There was about eighty of us. They took us by rail then which is under the sea, you come up on the main island. Then we finished up in Kawasaki, which is a precinct I suppose of Yokohama. While we were there, we had a camp; I suppose it was a couple of miles from the factories where we worked, and that was the idea of us going there in the first place.  All their civilians had been called up and of course they were running short of labour. The idea was for them to recruit 10,000 POWs and take them to Japan.

We worked in this factory. There were roughly about 10,000 employees, mostly Japanese people, working in this place. It was all heavy milling, castings and all that sort of thing, but what ever we made God only knows where it ever finished up. Nothing was ever assembled into one final motor or what have you. There were a few Americans and British there when we arrived but I think most of our camp was Australian.  We were under Japanese civilian foremen, had Japanese guards and the guards would march us down to the factories and then we'd be taken over by these Fumen I think they called them; civilians recruited as guards and employed by the factory.

I think by the time we got to Japan about six months had elapsed since the Japan Party was announced. The bombing started then, around March 1945, and that continued right up until the end of the war. So that was September. In that time we were in the fire bombings by the American B22's. One particular raid, the whole of the place was alight and they had us up on the roof putting wet blankets on the tiles to stop the sparks. Up on the roof you could see this fireball coming and no way in the world could you ever stop this. So they realised that we had to get out. 

The Camp Commandant he sort of led the way, opened the gates and out we went. The civilians were outside and hostile to us which was only natural.
It looked pretty dicey at one stage like they were going to do us over. This one bloke drew his Samurai sword, I don't know what he was going to do, but he waved it around his head and they sort of parted, and we went like the clappers.

When we got out, we thought ‘Where the hell are we going to go?’ We weren't familiar with the country, with the township. It would be like in Sydney. You wouldn't know whether to run up George Street or down Pitt Street. So we followed these guards.

I can remember going over bridges, there's a lot of canals there in Japan, and all these women and kids were all in these canals, and of course they wouldn't have made it, with all these fire balls. It creates its own fire and it sucks the oxygen out, and these people would all have been killed.

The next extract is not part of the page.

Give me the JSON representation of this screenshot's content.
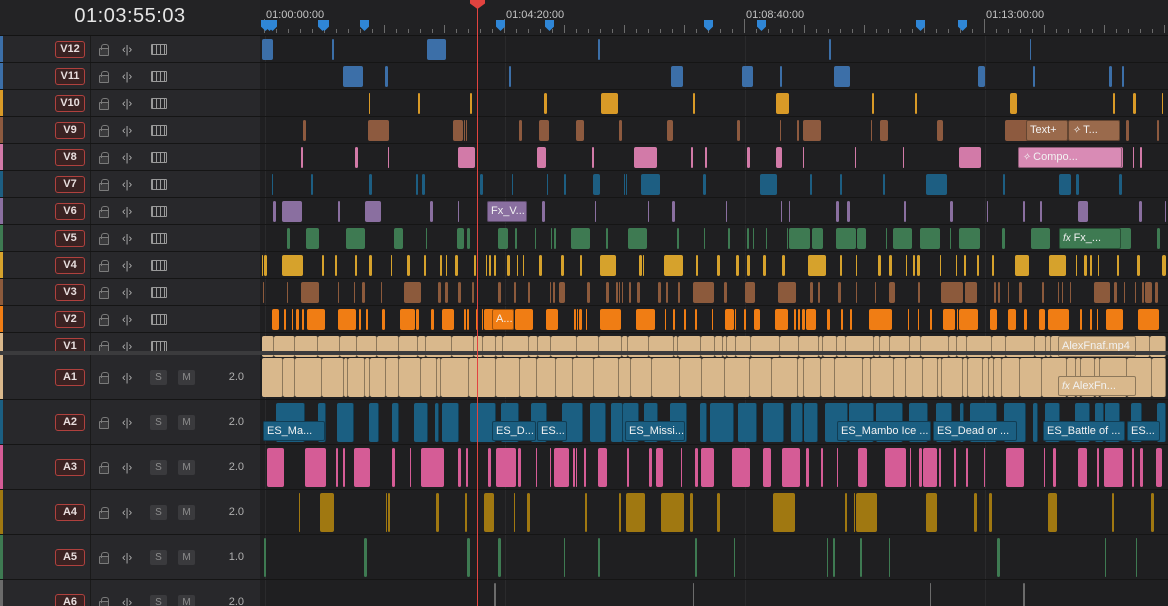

These were incendiary bombs, designed to burn. They would drop them and then they would drop high explosive bombs which would spread it, and of course with those flimsy buildings in Japan once they got alight there was no way in the world you would ever stop it. 

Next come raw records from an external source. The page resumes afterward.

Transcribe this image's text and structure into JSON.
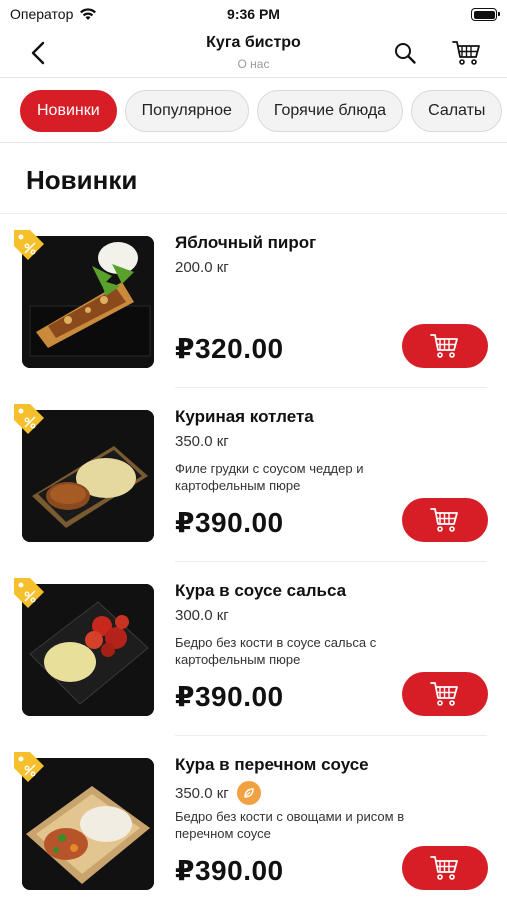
{
  "status_bar": {
    "carrier": "Оператор",
    "time": "9:36 PM"
  },
  "nav": {
    "title": "Куга бистро",
    "subtitle": "О нас"
  },
  "tabs": [
    {
      "label": "Новинки",
      "active": true
    },
    {
      "label": "Популярное",
      "active": false
    },
    {
      "label": "Горячие блюда",
      "active": false
    },
    {
      "label": "Салаты",
      "active": false
    }
  ],
  "section_title": "Новинки",
  "products": [
    {
      "name": "Яблочный пирог",
      "weight": "200.0 кг",
      "description": "",
      "price": "₽320.00"
    },
    {
      "name": "Куриная котлета",
      "weight": "350.0 кг",
      "description": "Филе грудки с соусом чеддер и картофельным пюре",
      "price": "₽390.00"
    },
    {
      "name": "Кура в соусе сальса",
      "weight": "300.0 кг",
      "description": "Бедро без кости в соусе сальса с картофельным пюре",
      "price": "₽390.00"
    },
    {
      "name": "Кура в перечном соусе",
      "weight": "350.0 кг",
      "description": "Бедро без кости с овощами и рисом в перечном соусе",
      "price": "₽390.00"
    }
  ],
  "colors": {
    "accent": "#d71d25",
    "badge": "#f5c02c",
    "extra_icon": "#f2a142"
  },
  "icons": {
    "back": "chevron-left-icon",
    "search": "search-icon",
    "cart": "cart-icon",
    "badge": "discount-tag-icon",
    "add": "add-to-cart-icon"
  }
}
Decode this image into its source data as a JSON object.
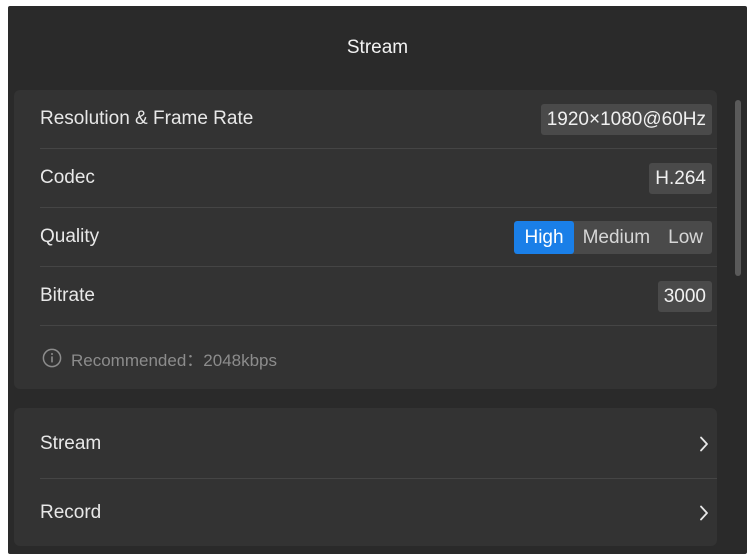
{
  "header": {
    "title": "Stream"
  },
  "settings": {
    "resolution": {
      "label": "Resolution & Frame Rate",
      "value": "1920×1080@60Hz"
    },
    "codec": {
      "label": "Codec",
      "value": "H.264"
    },
    "quality": {
      "label": "Quality",
      "options": [
        "High",
        "Medium",
        "Low"
      ],
      "selected": "High"
    },
    "bitrate": {
      "label": "Bitrate",
      "value": "3000"
    },
    "hint": "Recommended：2048kbps"
  },
  "nav": {
    "stream_label": "Stream",
    "record_label": "Record"
  },
  "colors": {
    "background": "#2a2a2a",
    "card": "#333333",
    "chip": "#4a4a4a",
    "accent": "#1a7fe8",
    "divider": "#454545",
    "hint_text": "#8c8c8c"
  },
  "icons": {
    "info": "info-circle-icon",
    "chevron": "chevron-right-icon"
  }
}
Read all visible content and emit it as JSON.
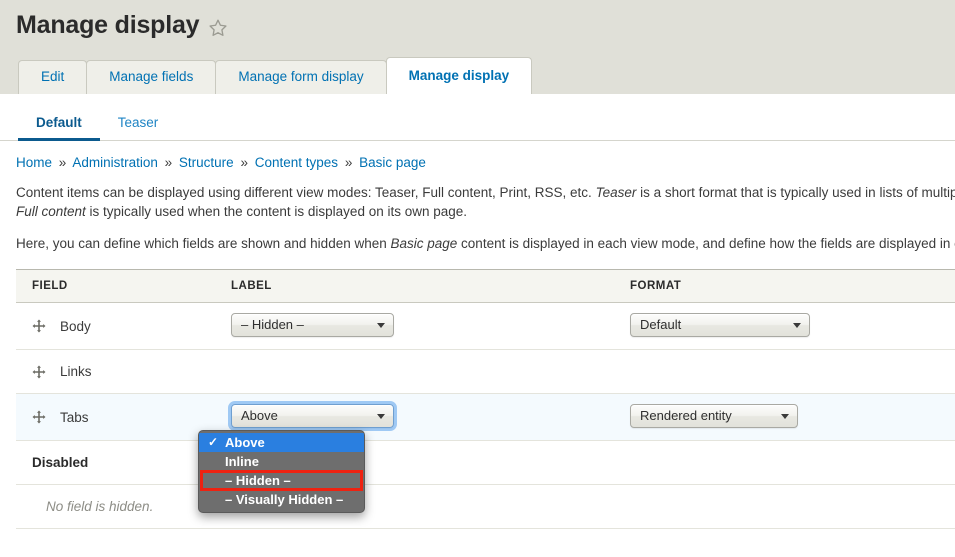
{
  "header": {
    "title": "Manage display",
    "star_icon": "star-outline-icon",
    "primary_tabs": [
      {
        "label": "Edit",
        "active": false
      },
      {
        "label": "Manage fields",
        "active": false
      },
      {
        "label": "Manage form display",
        "active": false
      },
      {
        "label": "Manage display",
        "active": true
      }
    ]
  },
  "secondary_tabs": [
    {
      "label": "Default",
      "active": true
    },
    {
      "label": "Teaser",
      "active": false
    }
  ],
  "breadcrumb": {
    "items": [
      "Home",
      "Administration",
      "Structure",
      "Content types",
      "Basic page"
    ],
    "separator": "»"
  },
  "intro": {
    "p1_a": "Content items can be displayed using different view modes: Teaser, Full content, Print, RSS, etc. ",
    "p1_em": "Teaser",
    "p1_b": " is a short format that is typically used in lists of multiple content items. ",
    "p1_c": "Full content",
    "p1_d": " is typically used when the content is displayed on its own page.",
    "p2_a": "Here, you can define which fields are shown and hidden when ",
    "p2_em": "Basic page",
    "p2_b": " content is displayed in each view mode, and define how the fields are displayed in each view mode."
  },
  "table": {
    "columns": [
      "FIELD",
      "LABEL",
      "FORMAT"
    ],
    "rows": [
      {
        "type": "field",
        "name": "Body",
        "drag_icon": "drag-move-icon",
        "label_select": "– Hidden –",
        "format_select": "Default",
        "highlight": false
      },
      {
        "type": "field",
        "name": "Links",
        "drag_icon": "drag-move-icon",
        "label_select": null,
        "format_select": null,
        "highlight": false
      },
      {
        "type": "field",
        "name": "Tabs",
        "drag_icon": "drag-move-icon",
        "label_select": "Above",
        "format_select": "Rendered entity",
        "highlight": true
      },
      {
        "type": "region",
        "name": "Disabled",
        "highlight": false
      },
      {
        "type": "empty",
        "name": "No field is hidden.",
        "highlight": false
      }
    ]
  },
  "dropdown": {
    "open": true,
    "anchor_row": "Tabs",
    "options": [
      {
        "label": "Above",
        "selected": true,
        "check": "✓",
        "outlined": false
      },
      {
        "label": "Inline",
        "selected": false,
        "check": "",
        "outlined": false
      },
      {
        "label": "– Hidden –",
        "selected": false,
        "check": "",
        "outlined": true
      },
      {
        "label": "– Visually Hidden –",
        "selected": false,
        "check": "",
        "outlined": false
      }
    ],
    "highlight_color": "#ee2211",
    "selected_color": "#2a7fe0",
    "background_color": "#6e6e6e"
  }
}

We finished up with these jokers and we went up streets and down streets, and finally we ran into this street and I can see it now. The fire was coming down both sides of the street and we're running towards it, and we thought these Japs have flipped, you know.
We got about half way down this road and they veered to the right in to this laneway. We ran down this laneway and we only got half way down and the whole of the street just went whisho. We finished up in a swamp and we lay there all night. 

When we got up in the morning, in daylight, there wasn't a thing left. All that was left was the bitumen road and that would have been area of about 10 square miles. There was nothing left.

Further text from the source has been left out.